The search phase is a critical component of foraging behavior, and search efficiency can strongly affect individual fitness and the outcome of interspecific competition. Thus differences in search efficiency among species can have important implications for community dynamics and conservation. Yet we still understand poorly which factors determine interspecific variation in search efficiency, mostly due to methodological limitations.
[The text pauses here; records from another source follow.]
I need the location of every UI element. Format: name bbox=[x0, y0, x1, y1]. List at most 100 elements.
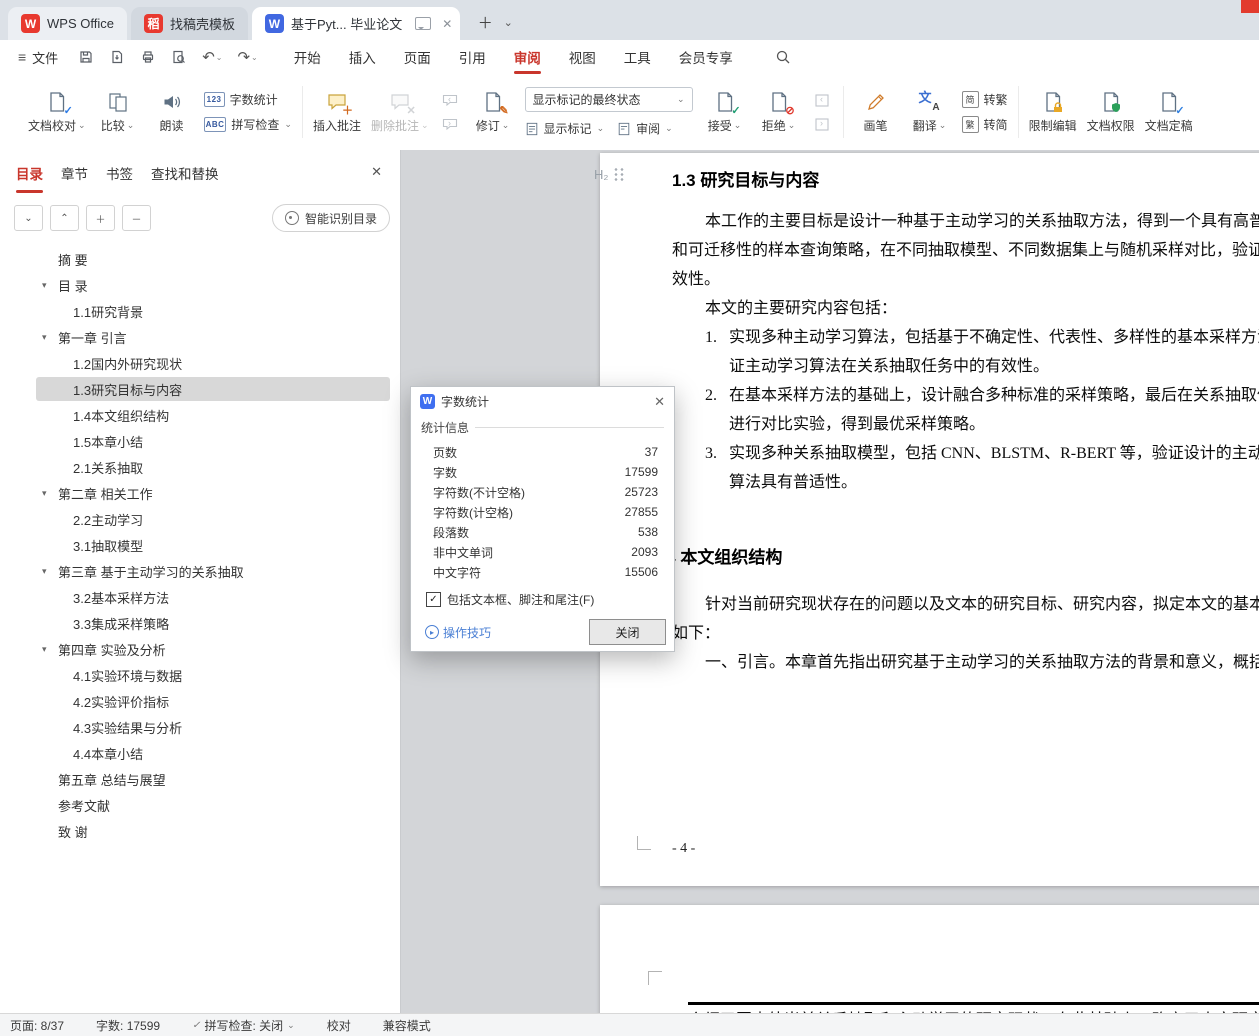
toc-tree-item[interactable]: ▾ 第一章 引言 bbox=[0, 324, 400, 350]
tree-expand-arrow[interactable]: ▾ bbox=[42, 281, 58, 290]
toc-tree-item[interactable]: 3.1抽取模型 bbox=[0, 532, 400, 558]
tab-current-document[interactable]: W 基于Pyt... 毕业论文 ✕ bbox=[252, 7, 460, 40]
menu-tab[interactable]: 视图 bbox=[557, 40, 608, 74]
tree-expand-arrow[interactable]: ▾ bbox=[42, 489, 58, 498]
drag-handle-icon[interactable] bbox=[613, 167, 625, 182]
toc-tree-item[interactable]: 2.2主动学习 bbox=[0, 506, 400, 532]
reject-change-button[interactable]: ⊘ 拒绝⌄ bbox=[757, 91, 801, 134]
toc-tree-item[interactable]: 1.3研究目标与内容 bbox=[0, 376, 400, 402]
toc-tree-item[interactable]: ▾ 第三章 基于主动学习的关系抽取 bbox=[0, 558, 400, 584]
toc-tree-item[interactable]: 3.3集成采样策略 bbox=[0, 610, 400, 636]
toc-tree-item[interactable]: 摘 要 bbox=[0, 246, 400, 272]
status-spellcheck[interactable]: ✓ 拼写检查: 关闭 ⌄ bbox=[192, 1017, 295, 1034]
sidebar-tab[interactable]: 查找和替换 bbox=[151, 163, 219, 183]
close-button[interactable]: 关闭 bbox=[589, 619, 666, 645]
search-button[interactable] bbox=[775, 49, 791, 65]
dialog-close-icon[interactable]: ✕ bbox=[654, 395, 665, 408]
tab-docer-template[interactable]: 稻 找稿壳模板 bbox=[131, 7, 248, 40]
toc-tree-item[interactable]: 3.2基本采样方法 bbox=[0, 584, 400, 610]
sidebar-tab[interactable]: 目录 bbox=[16, 163, 43, 183]
zoom-in-outline-button[interactable]: ＋ bbox=[86, 205, 115, 231]
toc-tree-item[interactable]: ▾ 目 录 bbox=[0, 272, 400, 298]
toc-tree-item[interactable]: 4.3实验结果与分析 bbox=[0, 714, 400, 740]
save-button[interactable] bbox=[78, 49, 94, 65]
zoom-out-outline-button[interactable]: － bbox=[122, 205, 151, 231]
previous-comment-button[interactable]: ‹ bbox=[439, 92, 461, 109]
status-proofing[interactable]: 校对 bbox=[327, 1017, 351, 1034]
toc-tree-item[interactable]: 致 谢 bbox=[0, 818, 400, 844]
tree-expand-arrow[interactable]: ▾ bbox=[42, 645, 58, 654]
heading-level-marker[interactable]: H₂ bbox=[594, 167, 625, 182]
stat-value: 37 bbox=[645, 445, 658, 459]
simplified-to-traditional-button[interactable]: 简 转繁 bbox=[962, 91, 1008, 108]
toc-tree-item[interactable]: 1.4本文组织结构 bbox=[0, 402, 400, 428]
word-count-button[interactable]: 123 字数统计 bbox=[204, 91, 292, 108]
tab-list-dropdown-icon[interactable]: ⌄ bbox=[498, 10, 518, 34]
ink-brush-button[interactable]: 画笔 bbox=[854, 91, 898, 134]
menu-tab[interactable]: 引用 bbox=[447, 40, 498, 74]
dialog-titlebar[interactable]: W 字数统计 ✕ bbox=[411, 387, 674, 415]
restrict-editing-button[interactable]: 限制编辑 bbox=[1029, 91, 1077, 134]
toc-tree-item[interactable]: 1.2国内外研究现状 bbox=[0, 350, 400, 376]
dropdown-caret: ⌄ bbox=[665, 124, 673, 133]
menu-tab[interactable]: 工具 bbox=[612, 40, 663, 74]
print-button[interactable] bbox=[140, 49, 156, 65]
show-markup-button[interactable]: 显示标记 ⌄ bbox=[525, 120, 605, 137]
read-aloud-button[interactable]: 朗读 bbox=[150, 91, 194, 134]
toc-tree-item[interactable]: 4.4本章小结 bbox=[0, 740, 400, 766]
status-compat-mode[interactable]: 兼容模式 bbox=[383, 1017, 431, 1034]
expand-all-button[interactable]: ⌃ bbox=[50, 205, 79, 231]
tree-expand-arrow[interactable]: ▾ bbox=[42, 567, 58, 576]
compare-button[interactable]: 比较⌄ bbox=[96, 91, 140, 134]
finalize-document-button[interactable]: ✓ 文档定稿 bbox=[1145, 91, 1193, 134]
undo-button[interactable]: ↶ ⌄ bbox=[202, 50, 222, 65]
next-change-button[interactable]: › bbox=[811, 116, 833, 133]
track-changes-button[interactable]: ✎ 修订⌄ bbox=[471, 91, 515, 134]
include-footnotes-checkbox[interactable]: ✓ 包括文本框、脚注和尾注(F) bbox=[426, 591, 674, 608]
tab-wps-home[interactable]: W WPS Office bbox=[8, 7, 127, 40]
print-preview-button[interactable] bbox=[171, 49, 187, 65]
review-pane-button[interactable]: 审阅 ⌄ bbox=[617, 120, 673, 137]
status-word-count[interactable]: 字数: 17599 bbox=[96, 1017, 160, 1034]
toc-tree-item[interactable]: 第五章 总结与展望 bbox=[0, 766, 400, 792]
document-permission-button[interactable]: 文档权限 bbox=[1087, 91, 1135, 134]
tips-link[interactable]: ▸ 操作技巧 bbox=[425, 624, 491, 641]
document-page-4[interactable]: H₂ 1.3 研究目标与内容 本工作的主要目标是设计一种基于主动学习的关系抽取方… bbox=[600, 153, 1259, 886]
markup-state-combobox[interactable]: 显示标记的最终状态 ⌄ bbox=[525, 87, 693, 112]
spell-check-button[interactable]: ABC 拼写检查 ⌄ bbox=[204, 116, 292, 133]
menu-tab[interactable]: 会员专享 bbox=[667, 40, 745, 74]
toc-tree-item[interactable]: ▾ 第二章 相关工作 bbox=[0, 480, 400, 506]
previous-change-button[interactable]: ‹ bbox=[811, 92, 833, 109]
sidebar-close-icon[interactable]: ✕ bbox=[371, 165, 382, 178]
accept-change-button[interactable]: ✓ 接受⌄ bbox=[703, 91, 747, 134]
next-comment-button[interactable]: › bbox=[439, 116, 461, 133]
tab-close-icon[interactable]: ✕ bbox=[442, 18, 452, 30]
menu-tab[interactable]: 开始 bbox=[282, 40, 333, 74]
sidebar-tab[interactable]: 章节 bbox=[61, 163, 88, 183]
toc-tree-item[interactable]: 4.1实验环境与数据 bbox=[0, 662, 400, 688]
traditional-to-simplified-button[interactable]: 繁 转简 bbox=[962, 116, 1008, 133]
toc-tree-item[interactable]: 4.2实验评价指标 bbox=[0, 688, 400, 714]
toc-tree-item[interactable]: ▾ 第四章 实验及分析 bbox=[0, 636, 400, 662]
tree-expand-arrow[interactable]: ▾ bbox=[42, 333, 58, 342]
file-menu-button[interactable]: ≡ 文件 bbox=[12, 44, 64, 71]
document-page-5[interactable]: 介绍了国内外当前关系抽取和主动学习的研究现状，在此基础上，确定了本文研究 bbox=[600, 905, 1259, 1014]
toc-tree-item[interactable]: 2.1关系抽取 bbox=[0, 454, 400, 480]
new-tab-button[interactable]: ＋ bbox=[472, 10, 498, 34]
sidebar-tab[interactable]: 书签 bbox=[106, 163, 133, 183]
toc-tree-item[interactable]: 参考文献 bbox=[0, 792, 400, 818]
status-page-indicator[interactable]: 页面: 8/37 bbox=[10, 1017, 64, 1034]
translate-button[interactable]: 文 A 翻译⌄ bbox=[908, 91, 952, 134]
redo-button[interactable]: ↷ ⌄ bbox=[237, 50, 257, 65]
smart-toc-button[interactable]: 智能识别目录 bbox=[272, 204, 390, 232]
toc-tree-item[interactable]: 1.1研究背景 bbox=[0, 298, 400, 324]
export-pdf-button[interactable] bbox=[109, 49, 125, 65]
doc-proof-button[interactable]: ✓ 文档校对⌄ bbox=[28, 91, 86, 134]
toc-tree-item[interactable]: 1.5本章小结 bbox=[0, 428, 400, 454]
menu-tab[interactable]: 审阅 bbox=[502, 40, 553, 74]
insert-comment-button[interactable]: ＋ 插入批注 bbox=[313, 91, 361, 134]
menu-tab[interactable]: 插入 bbox=[337, 40, 388, 74]
delete-comment-button[interactable]: ✕ 删除批注⌄ bbox=[371, 91, 429, 134]
menu-tab[interactable]: 页面 bbox=[392, 40, 443, 74]
collapse-all-button[interactable]: ⌄ bbox=[14, 205, 43, 231]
In many ecosystems vultures of various species feed exclusively on vertebrate carcasses. The spatiotemporal distribution of the carcasses is relatively unpredictable, making them a challenging resource to find. Vultures find carcasses by visually scanning vast areas for carcasses or for aggregations of vultures and other scavengers. We aim at quantifying and understanding the difference in search efficiency between the Lappet-faced vulture (Torgos tracheliotus; LFV) and the white-backed vulture (Gyps africanus; WBV) foraging in Etosha National Park, Namibia. We quantified search efficiency by food supply experiments and high-resolution GPS tracking of free-ranging vultures, and combined the GPS tracks with a biased correlated random walk simulation model to elucidate the factors underlying the difference in search efficiency.
Results/Conclusions
Experimental carcass deployment shows that LFVs find carcasses first, at rates exceeding random expectations based on relative abundance. Identifying potential carcass-eating events from GPS tracks shows that LFVs are also superior to WBVs in terms of per-individual carcass finding rate. Analyzing movement tracks reveals differences in flight behavior between these species, and allometry of eye size implies that LFV vision is better.
Modifying species-specific traits in the empirically-parameterized simulation model allows us to assess the relative role of each factor. We found that the differences in visual ability, time allocation, and roosting behavior between the species correspond to the empirically observed advantage of LFVs over WBVs, while other differences in other aspects of the movement patterns have minor importance.
Our results provide quantitative and statistical support for previous qualitative and descriptive evidence on the important role of LFVs as efficient carcass finders in the vulture community, and provide mechanistic explanations for their higher performance compared to WBVs. Our research highlights the need to study both i) the foraging behavior of free-ranging animals in their natural context and ii) the merits of merging these data with a model-based analysis of movement paths for comparing search efficiency among species.